W&M physicists help close the door on faster-than-light neutrinos
William & Mary’s Patricia Vahle addressed the scientific world on June 8, giving an overview of the latest news on the study of neutrinos.
Her first topic reported on the latest and most accurate measurements related to neutrino oscillation—the mid-flight changing of “flavors” of these subatomic particles. The second topic carried assurances that Einstein is still right and the laws of physics do not require rewriting—neutrinos do not travel faster than light.
Vahle, an assistant professor at William & Mary, is one of a group of particle physicists at the College working at MINOS, a long-baseline neutrino experiment at Fermi National Accelerator Laboratory in Illinois. Other members of W&M’s Department of Physics working on the MINOS are Assistant Professor Michael Kordosky, Cornelia B. Talbot Term Distinguished Associate Professor Jeffrey Nelson and graduate student Alena Devan.
The neutrino speed results reaffirm elements of Einstein’s special theory of relativity that state that nothing can travel faster than the speed of light.
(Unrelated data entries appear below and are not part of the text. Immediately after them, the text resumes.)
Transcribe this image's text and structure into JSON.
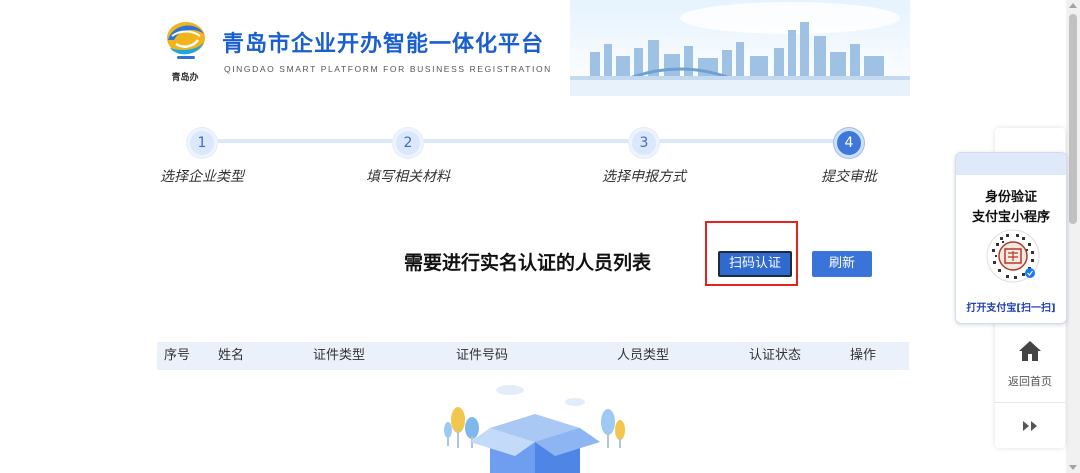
{
  "header": {
    "logo_caption": "青岛办",
    "title": "青岛市企业开办智能一体化平台",
    "subtitle": "QINGDAO SMART PLATFORM FOR BUSINESS REGISTRATION"
  },
  "steps": [
    {
      "number": "1",
      "label": "选择企业类型",
      "active": false
    },
    {
      "number": "2",
      "label": "填写相关材料",
      "active": false
    },
    {
      "number": "3",
      "label": "选择申报方式",
      "active": false
    },
    {
      "number": "4",
      "label": "提交审批",
      "active": true
    }
  ],
  "main": {
    "list_title": "需要进行实名认证的人员列表",
    "scan_button": "扫码认证",
    "refresh_button": "刷新"
  },
  "table": {
    "columns": [
      "序号",
      "姓名",
      "证件类型",
      "证件号码",
      "人员类型",
      "认证状态",
      "操作"
    ],
    "rows": []
  },
  "side_panel": {
    "qr_line1": "身份验证",
    "qr_line2": "支付宝小程序",
    "qr_caption": "打开支付宝[扫一扫]",
    "home_label": "返回首页"
  },
  "colors": {
    "brand_blue": "#1a5fd0",
    "button_blue": "#2f6ad0",
    "highlight_red": "#e52222",
    "table_header_bg": "#eaf1fb"
  }
}
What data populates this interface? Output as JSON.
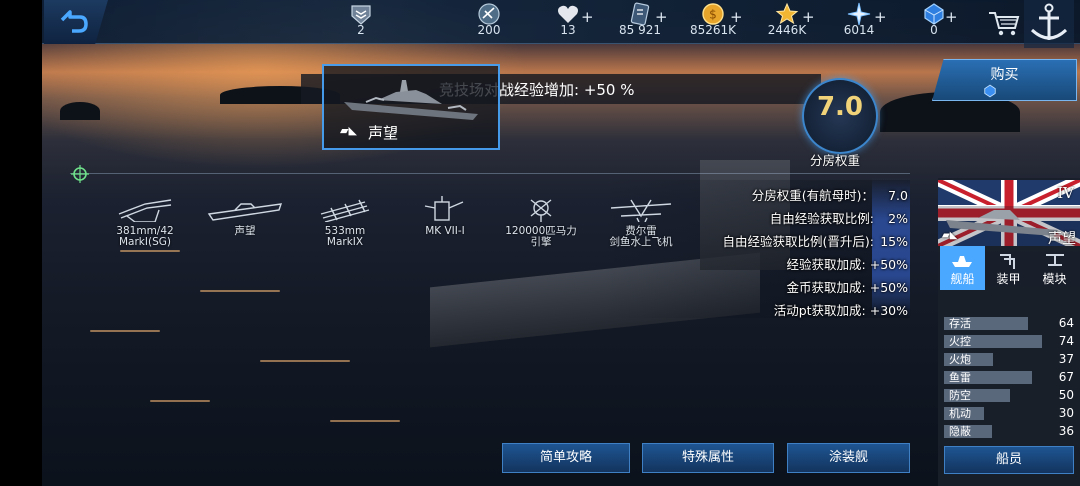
{
  "topbar": {
    "resources": [
      {
        "icon": "rank-badge-icon",
        "value": "2"
      },
      {
        "icon": "steering-wheel-icon",
        "value": "200"
      },
      {
        "icon": "heart-icon",
        "value": "13"
      },
      {
        "icon": "blueprint-card-icon",
        "value": "85 921"
      },
      {
        "icon": "gold-coin-icon",
        "value": "85261K"
      },
      {
        "icon": "star-icon",
        "value": "2446K"
      },
      {
        "icon": "sparkle-star-icon",
        "value": "6014"
      },
      {
        "icon": "blue-gem-icon",
        "value": "0"
      }
    ],
    "plus": "+"
  },
  "ship_card": {
    "bonus_text": "竞技场对战经验增加:  +50 %",
    "ship_name": "声望",
    "tier_marker": "▰◣"
  },
  "rating": {
    "value": "7.0",
    "label": "分房权重"
  },
  "buy": {
    "label": "购买"
  },
  "stats": [
    {
      "label": "分房权重(有航母时)：",
      "value": "7.0"
    },
    {
      "label": "自由经验获取比例:",
      "value": "2%"
    },
    {
      "label": "自由经验获取比例(晋升后):",
      "value": "15%"
    },
    {
      "label": "经验获取加成:",
      "value": "+50%"
    },
    {
      "label": "金币获取加成:",
      "value": "+50%"
    },
    {
      "label": "活动pt获取加成:",
      "value": "+30%"
    }
  ],
  "weapons": [
    {
      "icon": "main-gun-icon",
      "lines": [
        "381mm/42",
        "MarkI(SG)"
      ]
    },
    {
      "icon": "secondary-ship-icon",
      "lines": [
        "声望",
        ""
      ]
    },
    {
      "icon": "torpedo-icon",
      "lines": [
        "533mm",
        "MarkIX"
      ]
    },
    {
      "icon": "radar-icon",
      "lines": [
        "MK VII-I",
        ""
      ]
    },
    {
      "icon": "engine-icon",
      "lines": [
        "120000匹马力",
        "引擎"
      ]
    },
    {
      "icon": "seaplane-icon",
      "lines": [
        "费尔雷",
        "剑鱼水上飞机"
      ]
    }
  ],
  "bottom_buttons": [
    "简单攻略",
    "特殊属性",
    "涂装舰"
  ],
  "side_panel": {
    "tier": "IV",
    "ship_name": "声望",
    "tabs": [
      {
        "label": "舰船",
        "icon": "ship-tab-icon"
      },
      {
        "label": "装甲",
        "icon": "armor-tab-icon"
      },
      {
        "label": "模块",
        "icon": "module-tab-icon"
      }
    ],
    "attributes": [
      {
        "label": "存活",
        "value": "64"
      },
      {
        "label": "火控",
        "value": "74"
      },
      {
        "label": "火炮",
        "value": "37"
      },
      {
        "label": "鱼雷",
        "value": "67"
      },
      {
        "label": "防空",
        "value": "50"
      },
      {
        "label": "机动",
        "value": "30"
      },
      {
        "label": "隐蔽",
        "value": "36"
      }
    ],
    "crew_button": "船员"
  },
  "colors": {
    "accent_blue": "#3f7fc4",
    "rating_gold": "#f1d47a",
    "highlight_cyan": "#4aa8ff"
  }
}
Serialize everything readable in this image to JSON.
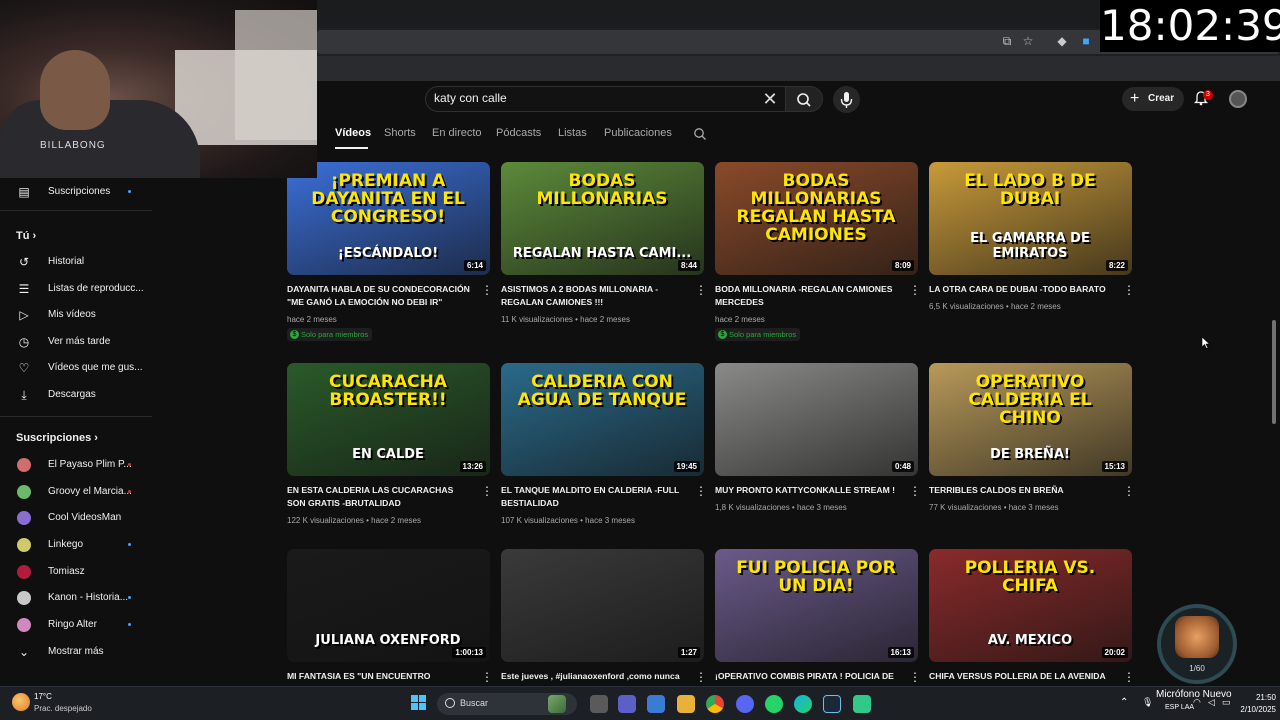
{
  "clock": "18:02:39",
  "webcam": {
    "shirt_text": "BILLABONG"
  },
  "search": {
    "value": "katy con calle"
  },
  "header": {
    "create_label": "Crear",
    "notifications_count": "3"
  },
  "channel_tabs": [
    {
      "label": "Vídeos",
      "active": true
    },
    {
      "label": "Shorts"
    },
    {
      "label": "En directo"
    },
    {
      "label": "Pódcasts"
    },
    {
      "label": "Listas"
    },
    {
      "label": "Publicaciones"
    }
  ],
  "sidebar": {
    "subscriptions_link": "Suscripciones",
    "you_heading": "Tú",
    "you_items": [
      {
        "label": "Historial",
        "icon": "history-icon"
      },
      {
        "label": "Listas de reproducc...",
        "icon": "playlist-icon"
      },
      {
        "label": "Mis vídeos",
        "icon": "my-videos-icon"
      },
      {
        "label": "Ver más tarde",
        "icon": "watch-later-icon"
      },
      {
        "label": "Vídeos que me gus...",
        "icon": "like-icon"
      },
      {
        "label": "Descargas",
        "icon": "download-icon"
      }
    ],
    "subs_heading": "Suscripciones",
    "subs": [
      {
        "label": "El Payaso Plim P...",
        "color": "#d06d6d",
        "live": true
      },
      {
        "label": "Groovy el Marcia...",
        "color": "#6db86d",
        "live": true
      },
      {
        "label": "Cool VideosMan",
        "color": "#8a6dd0",
        "live": false
      },
      {
        "label": "Linkego",
        "color": "#d0c86d",
        "live": true
      },
      {
        "label": "Tomiasz",
        "color": "#b01c3a",
        "live": false
      },
      {
        "label": "Kanon - Historia...",
        "color": "#c8c8c8",
        "live": true
      },
      {
        "label": "Ringo Alter",
        "color": "#d08ac0",
        "live": true
      }
    ],
    "show_more": "Mostrar más"
  },
  "videos": [
    {
      "title": "DAYANITA HABLA DE SU CONDECORACIÓN \"ME GANÓ LA EMOCIÓN NO DEBI IR\"",
      "meta": "hace 2 meses",
      "members": "Solo para miembros",
      "duration": "6:14",
      "cap1": "¡PREMIAN A DAYANITA EN EL CONGRESO!",
      "cap2": "¡ESCÁNDALO!",
      "bg": "#3b6fd8"
    },
    {
      "title": "ASISTIMOS A 2 BODAS MILLONARIA - REGALAN CAMIONES !!!",
      "meta": "11 K visualizaciones • hace 2 meses",
      "members": "",
      "duration": "8:44",
      "cap1": "BODAS MILLONARIAS",
      "cap2": "REGALAN HASTA CAMI...",
      "bg": "#5c8a3a"
    },
    {
      "title": "BODA MILLONARIA -REGALAN CAMIONES MERCEDES",
      "meta": "hace 2 meses",
      "members": "Solo para miembros",
      "duration": "8:09",
      "cap1": "BODAS MILLONARIAS REGALAN HASTA CAMIONES",
      "cap2": "",
      "bg": "#8a4a2a"
    },
    {
      "title": "LA OTRA CARA DE DUBAI -TODO BARATO",
      "meta": "6,5 K visualizaciones • hace 2 meses",
      "members": "",
      "duration": "8:22",
      "cap1": "EL LADO B DE DUBAI",
      "cap2": "EL GAMARRA DE EMIRATOS",
      "bg": "#c89a3a"
    },
    {
      "title": "EN ESTA CALDERIA LAS CUCARACHAS SON GRATIS -BRUTALIDAD",
      "meta": "122 K visualizaciones • hace 2 meses",
      "members": "",
      "duration": "13:26",
      "cap1": "CUCARACHA BROASTER!!",
      "cap2": "EN CALDE",
      "bg": "#2a5a2a"
    },
    {
      "title": "EL TANQUE MALDITO EN CALDERIA -FULL BESTIALIDAD",
      "meta": "107 K visualizaciones • hace 3 meses",
      "members": "",
      "duration": "19:45",
      "cap1": "CALDERIA CON AGUA DE TANQUE",
      "cap2": "",
      "bg": "#2a6a8a"
    },
    {
      "title": "MUY PRONTO KATTYCONKALLE STREAM !",
      "meta": "1,8 K visualizaciones • hace 3 meses",
      "members": "",
      "duration": "0:48",
      "cap1": "",
      "cap2": "",
      "bg": "#8a8a88"
    },
    {
      "title": "TERRIBLES CALDOS EN BREÑA",
      "meta": "77 K visualizaciones • hace 3 meses",
      "members": "",
      "duration": "15:13",
      "cap1": "OPERATIVO CALDERIA EL CHINO",
      "cap2": "DE BREÑA!",
      "bg": "#b89a5a"
    },
    {
      "title": "MI FANTASIA ES \"UN ENCUENTRO",
      "meta": "",
      "members": "",
      "duration": "1:00:13",
      "cap1": "",
      "cap2": "JULIANA OXENFORD",
      "bg": "#1a1a1a"
    },
    {
      "title": "Este jueves , #julianaoxenford ,como nunca",
      "meta": "",
      "members": "",
      "duration": "1:27",
      "cap1": "",
      "cap2": "",
      "bg": "#3a3a3a"
    },
    {
      "title": "¡OPERATIVO COMBIS PIRATA ! POLICIA DE",
      "meta": "",
      "members": "",
      "duration": "16:13",
      "cap1": "FUI POLICIA POR UN DIA!",
      "cap2": "",
      "bg": "#6a5a8a"
    },
    {
      "title": "CHIFA VERSUS POLLERIA DE LA AVENIDA",
      "meta": "",
      "members": "",
      "duration": "20:02",
      "cap1": "POLLERIA VS. CHIFA",
      "cap2": "AV. MEXICO",
      "bg": "#8a2a2a"
    }
  ],
  "widget": {
    "count": "1/60"
  },
  "taskbar": {
    "temp": "17°C",
    "weather": "Prac. despejado",
    "search_label": "Buscar",
    "mic_notice": "Micrófono Nuevo",
    "lang": "ESP LAA",
    "time": "21:50",
    "date": "2/10/2025"
  }
}
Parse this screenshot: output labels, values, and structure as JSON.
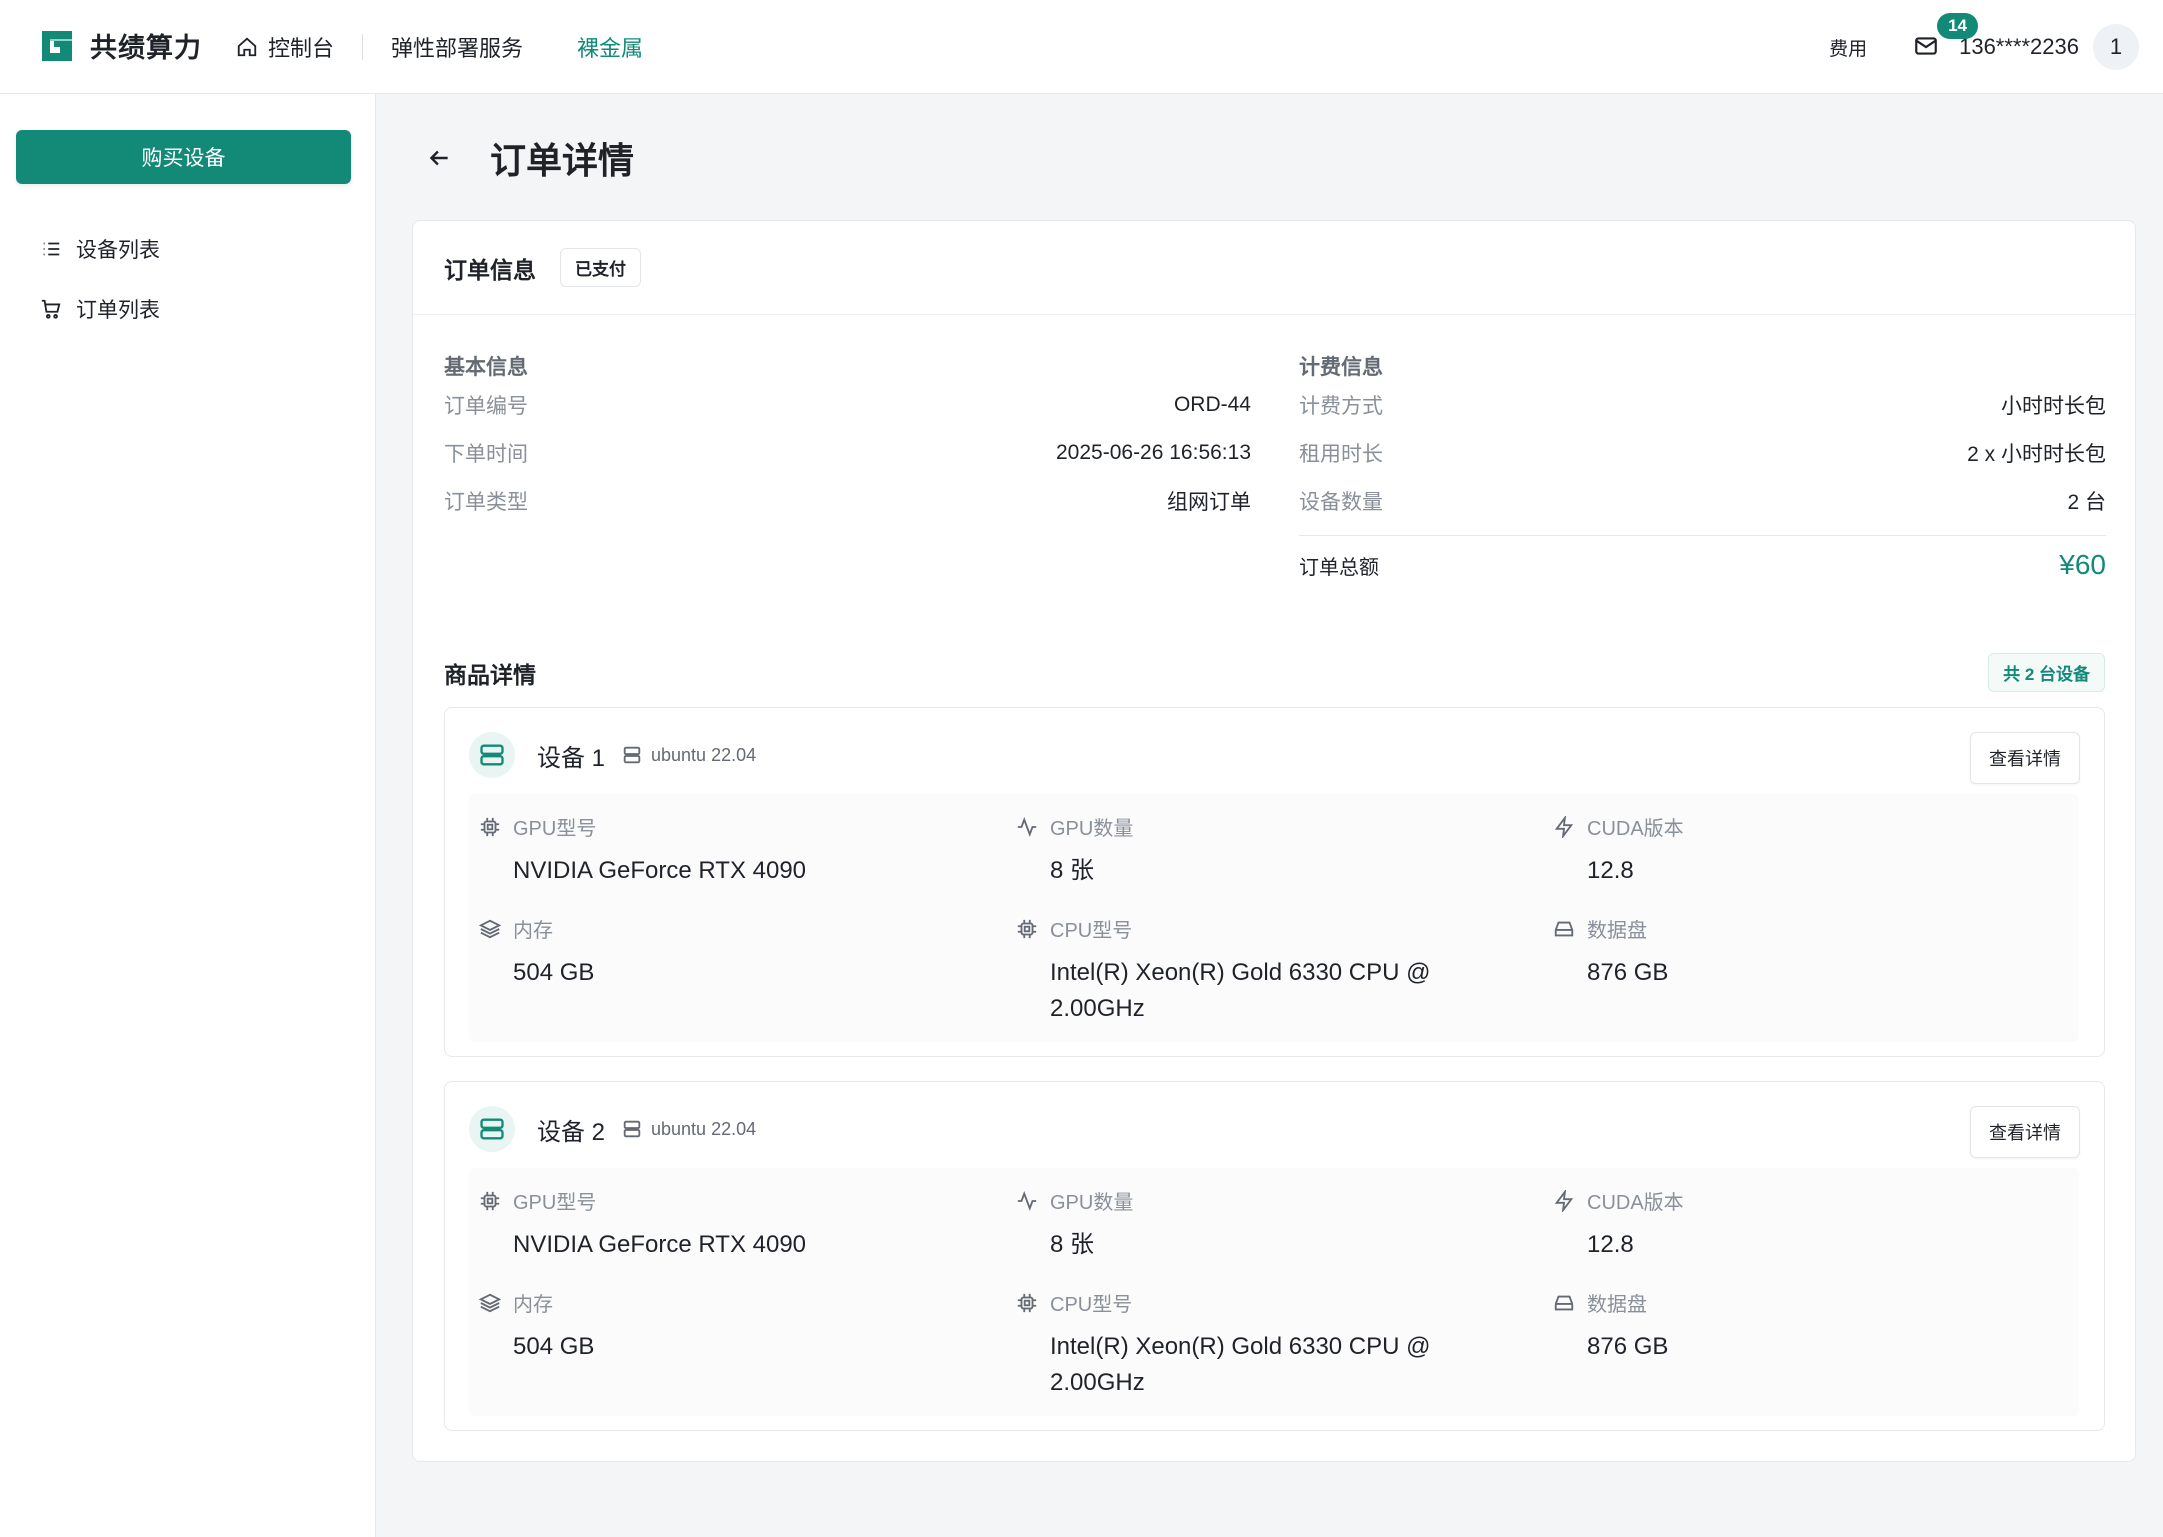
{
  "header": {
    "brand": "共绩算力",
    "nav": {
      "console": "控制台",
      "elastic": "弹性部署服务",
      "baremetal": "裸金属"
    },
    "fee": "费用",
    "mail_count": "14",
    "user": "136****2236",
    "avatar": "1"
  },
  "sidebar": {
    "buy": "购买设备",
    "items": [
      {
        "label": "设备列表",
        "icon": "list-icon"
      },
      {
        "label": "订单列表",
        "icon": "cart-icon"
      }
    ]
  },
  "page": {
    "title": "订单详情"
  },
  "order": {
    "card_title": "订单信息",
    "status": "已支付",
    "basic_label": "基本信息",
    "basic": [
      {
        "k": "订单编号",
        "v": "ORD-44"
      },
      {
        "k": "下单时间",
        "v": "2025-06-26 16:56:13"
      },
      {
        "k": "订单类型",
        "v": "组网订单"
      }
    ],
    "billing_label": "计费信息",
    "billing": [
      {
        "k": "计费方式",
        "v": "小时时长包"
      },
      {
        "k": "租用时长",
        "v": "2 x 小时时长包"
      },
      {
        "k": "设备数量",
        "v": "2 台"
      }
    ],
    "total_label": "订单总额",
    "total": "¥60"
  },
  "goods": {
    "title": "商品详情",
    "count": "共 2 台设备",
    "detail_btn": "查看详情",
    "devices": [
      {
        "name": "设备 1",
        "os": "ubuntu 22.04",
        "gpu_model_label": "GPU型号",
        "gpu_model": "NVIDIA GeForce RTX 4090",
        "gpu_count_label": "GPU数量",
        "gpu_count": "8 张",
        "cuda_label": "CUDA版本",
        "cuda": "12.8",
        "mem_label": "内存",
        "mem": "504 GB",
        "cpu_label": "CPU型号",
        "cpu": "Intel(R) Xeon(R) Gold 6330 CPU @ 2.00GHz",
        "disk_label": "数据盘",
        "disk": "876 GB"
      },
      {
        "name": "设备 2",
        "os": "ubuntu 22.04",
        "gpu_model_label": "GPU型号",
        "gpu_model": "NVIDIA GeForce RTX 4090",
        "gpu_count_label": "GPU数量",
        "gpu_count": "8 张",
        "cuda_label": "CUDA版本",
        "cuda": "12.8",
        "mem_label": "内存",
        "mem": "504 GB",
        "cpu_label": "CPU型号",
        "cpu": "Intel(R) Xeon(R) Gold 6330 CPU @ 2.00GHz",
        "disk_label": "数据盘",
        "disk": "876 GB"
      }
    ]
  },
  "colors": {
    "accent": "#138a78"
  }
}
This constant was thrown into doubt last October when scientists at OPERA, a European neutrino experiment, reported observing neutrinos traveling slightly faster than the speed of light.
“The reason why the original OPERA result was so intriguing is that Einstein’s theory of relativity tells us that nothing can travel faster than the speed of light. All of modern physics is based on the ideas of relativity,” Vahle explained. “So to have found a particle that moved faster than the speed of light would have been really dramatic. We would have really had to think how relativity plays into everything we think we know and our interpretations would change.”
The OPERA result was later found to be caused by a hardware error, but the announcement carried implications startling enough to prompt neutrino experimenters around the world to double- and triple-check neutrino speed. Vahle explained that MINOS scientists crunched their time-of-flight numbers from seven years of study and their results reaffirmed the prevailing belief that neutrinos are traveling at—or very close to—the speed of light.
"Our measurement clocks the neutrinos as arriving 15 nanoseconds before we would expect them if they were traveling at the speed of light, but the margin of error around our measurement is 31 nanoseconds,” she said, “meaning our measurement is consistent with neutrinos traveling at the speed of light."
She said that scientists from OPERA and all other neutrino experiments associated with CERN formally presented revised findings, reporting neutrino times of flight at the speed of light—consistent with the MINOS findings, Vahle said, adding that OPERA’s margin of error, is tighter than the MINOS measurements.
She noted that the MINOS figures are important in that MINOS is a similar experiment to OPERA, at least as far as neutrino speed measurement is concerned. The neutrino beams of both MINOS and OPERA travel underground, through hundreds of miles of rock.
“At MINOS, we make our own beam of neutrinos at Fermilab,” she explained. “We have a near detector one kilometer away and a far detector, which is 735 kilometers away. It’s in Northern Minnesota and it’s half a mile underground.”
Multiple verification that neutrinos travel at or near to (but not faster than) the speed of light returns the focus to neutrino oscillation, Vahle’s other topic at the June 8 meeting.
“MINOS was built to look for a type of neutrino we call a muon neutrino changing into some other type of neutrino as it travels,” she explained. The changing of types, also known as “flavors,” is known as oscillation. Vahle explains that understanding oscillation among the three neutrino flavors is key to understanding neutrino behavior. Her Fermilab talk outlined the latest and most precise measurements in neutrino oscillation and addressed evidence of a secondary mode of neutrino oscillation.
“We look for muon neutrinos disappearing. We think that muon neutrinos are transiting into tau neutrinos. We can’t see tau neutrinos, but we can see muon neutrinos going away,” she explained. “But there’s also a small mode of oscillations where these muon neutrinos turn into electron-type neutrinos. That’s probably one of the more existing results that we’ll present—at least to the physics community.”
Vahle said that while she’s cognizant of the honor of presenting at Fermilab, “It’s sort of a mixed blessing. It kind of forces you to think about exactly what you’ve done and get the story right and put the story together in a way that you can explain it to other people. It’s a lot of work trying to get everything together in the very short time between preparing the results and presenting the results. It’s a little stressful.”